Il link della Casa Bianca l’alt-right, che dopo i fatti di Charlottesville non sembra più tanto l’alternativa alla destra estremista e nazista, è certamente Steve Bannon, capo degli stratega politico del presidente, ex fondatore e mente del sito Breitbart News che produce anche contenuti radicali contro le minoranza e a favore del suprematismo bianco. Ma anche Stephen Miller, l’autore del testo del Muslim Ban e consigliere speciale di Trump, è un elemento che bazzica certi circoli; così come l’esperto di terrorismo che il presidente ascolta con piacere, Sebastian Gorka (è uno dei membri del Vitézi Rend, ordine storico ungherese che durante la Seconda guerra mondiale aveva link coi nazisti tedeschi). Anche sullo stesso Trump sono state alzate accuse di razzismo, sia durante la sua carriera da imprenditore, sia in campagna elettorale (e in un paio di occasioni anche quando era già presidente).
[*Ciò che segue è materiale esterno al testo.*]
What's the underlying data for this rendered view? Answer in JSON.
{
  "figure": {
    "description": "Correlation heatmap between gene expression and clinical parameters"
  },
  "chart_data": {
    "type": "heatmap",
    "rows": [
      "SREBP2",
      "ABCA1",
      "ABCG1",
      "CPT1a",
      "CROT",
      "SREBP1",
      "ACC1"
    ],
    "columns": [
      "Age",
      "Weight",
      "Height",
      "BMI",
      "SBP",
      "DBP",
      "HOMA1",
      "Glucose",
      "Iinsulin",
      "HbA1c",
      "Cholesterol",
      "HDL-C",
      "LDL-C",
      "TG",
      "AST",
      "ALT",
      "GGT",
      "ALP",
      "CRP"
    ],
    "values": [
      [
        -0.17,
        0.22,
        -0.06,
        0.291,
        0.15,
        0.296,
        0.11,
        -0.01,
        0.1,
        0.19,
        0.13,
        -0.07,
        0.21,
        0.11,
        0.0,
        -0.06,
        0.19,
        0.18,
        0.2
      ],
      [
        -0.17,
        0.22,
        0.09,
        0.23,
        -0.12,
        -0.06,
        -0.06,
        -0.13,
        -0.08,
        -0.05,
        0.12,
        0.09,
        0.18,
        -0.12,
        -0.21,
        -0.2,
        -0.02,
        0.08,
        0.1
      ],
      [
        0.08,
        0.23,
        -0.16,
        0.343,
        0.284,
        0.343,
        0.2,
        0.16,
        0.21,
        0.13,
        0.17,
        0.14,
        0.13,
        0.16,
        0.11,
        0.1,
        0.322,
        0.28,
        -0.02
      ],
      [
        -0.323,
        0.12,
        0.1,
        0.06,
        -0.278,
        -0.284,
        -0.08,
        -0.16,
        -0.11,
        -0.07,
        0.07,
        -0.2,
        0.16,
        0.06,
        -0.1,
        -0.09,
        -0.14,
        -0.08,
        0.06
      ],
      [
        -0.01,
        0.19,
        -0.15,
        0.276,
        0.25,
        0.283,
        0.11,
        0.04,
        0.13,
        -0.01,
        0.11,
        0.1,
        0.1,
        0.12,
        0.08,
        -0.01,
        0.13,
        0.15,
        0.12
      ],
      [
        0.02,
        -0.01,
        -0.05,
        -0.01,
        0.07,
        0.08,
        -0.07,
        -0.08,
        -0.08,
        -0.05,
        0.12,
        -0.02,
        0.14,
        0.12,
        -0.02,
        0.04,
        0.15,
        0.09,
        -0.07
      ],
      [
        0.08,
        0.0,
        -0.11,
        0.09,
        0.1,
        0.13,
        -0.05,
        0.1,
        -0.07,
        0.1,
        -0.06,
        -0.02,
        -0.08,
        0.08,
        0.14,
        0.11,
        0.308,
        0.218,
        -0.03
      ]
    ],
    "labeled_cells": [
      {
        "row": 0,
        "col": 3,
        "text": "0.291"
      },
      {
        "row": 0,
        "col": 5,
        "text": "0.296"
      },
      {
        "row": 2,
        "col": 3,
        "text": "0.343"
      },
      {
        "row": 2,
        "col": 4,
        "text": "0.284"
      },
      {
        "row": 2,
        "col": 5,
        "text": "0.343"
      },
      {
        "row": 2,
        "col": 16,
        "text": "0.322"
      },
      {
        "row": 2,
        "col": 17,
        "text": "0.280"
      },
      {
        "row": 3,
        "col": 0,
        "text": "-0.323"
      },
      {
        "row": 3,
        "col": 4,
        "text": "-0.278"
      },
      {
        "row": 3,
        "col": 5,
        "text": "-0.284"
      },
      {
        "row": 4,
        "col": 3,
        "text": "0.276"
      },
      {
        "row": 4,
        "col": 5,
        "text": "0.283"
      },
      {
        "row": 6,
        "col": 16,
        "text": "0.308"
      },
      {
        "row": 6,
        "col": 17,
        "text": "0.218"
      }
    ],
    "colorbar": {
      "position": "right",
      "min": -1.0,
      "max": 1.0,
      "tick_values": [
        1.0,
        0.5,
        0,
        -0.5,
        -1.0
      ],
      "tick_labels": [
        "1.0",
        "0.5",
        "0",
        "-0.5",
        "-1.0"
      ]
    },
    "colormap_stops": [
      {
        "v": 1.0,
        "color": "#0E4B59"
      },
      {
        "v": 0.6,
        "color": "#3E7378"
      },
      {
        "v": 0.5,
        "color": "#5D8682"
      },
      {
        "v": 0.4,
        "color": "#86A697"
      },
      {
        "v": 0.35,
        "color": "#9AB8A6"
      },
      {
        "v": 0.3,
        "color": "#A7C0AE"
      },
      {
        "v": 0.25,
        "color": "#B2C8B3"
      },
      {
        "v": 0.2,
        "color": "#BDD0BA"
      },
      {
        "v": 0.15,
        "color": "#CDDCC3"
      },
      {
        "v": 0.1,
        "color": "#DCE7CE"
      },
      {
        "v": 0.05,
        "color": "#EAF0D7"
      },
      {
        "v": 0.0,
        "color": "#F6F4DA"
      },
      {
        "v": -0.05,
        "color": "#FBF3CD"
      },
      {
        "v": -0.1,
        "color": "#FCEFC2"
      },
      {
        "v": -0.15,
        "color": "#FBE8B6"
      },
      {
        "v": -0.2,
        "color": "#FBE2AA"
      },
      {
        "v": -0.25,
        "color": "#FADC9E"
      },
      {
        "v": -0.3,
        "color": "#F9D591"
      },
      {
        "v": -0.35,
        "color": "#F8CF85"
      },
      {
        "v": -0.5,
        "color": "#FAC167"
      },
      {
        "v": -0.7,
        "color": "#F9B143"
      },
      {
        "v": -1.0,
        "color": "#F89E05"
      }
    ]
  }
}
Ma nel discorso di lunedì il presidente ha detto che “non importa il colore della nostra pelle, tutti viviamo sotto le stesse leggi. Tutti salutiamo la stessa grande bandiera. Siamo tutti fatti dallo stesso Dio Onnipotente”.

SULLA DIFENSIVA

Trump ha avuto grosse difficoltà in questi due giorni, ha subito attacchi da tutte le parti, molti membri dell’amministrazione come il Vice Presidente e il Consigliere per la Sicurezza nazionale avevano già usato parole dure di condanna ai suprematisti, e lui era rimasto indietro. Poi è arrivato lo statement. I sommovimenti non mancano: due membri dell’American Manufacturing Council – un organo della Casa Bianca con cui Trump vuole mettere insieme le teste dei leader delle industrie “made in USA” – si sono dimessi per protesta. L’ultimo in ordine cronologico è stato il Ceo di Intel Brian Krzanich, prima lo avevano fatto Kenneth Frazier del colosso farmaceutico Merck e Kevin Plank di Under Armour (produttore di articoli sportivi). In precedenza, quando il presidente annunciò di voler ritirare gli Stati Uniti dall’accordo sul clima di Parigi furono Elon Musk di Tesla e Bob Iger di Disney a lasciare per protesta il proprio incarico nel business council, vanto trumpiano che perde pezzi per via di alcune mosse false del presidente.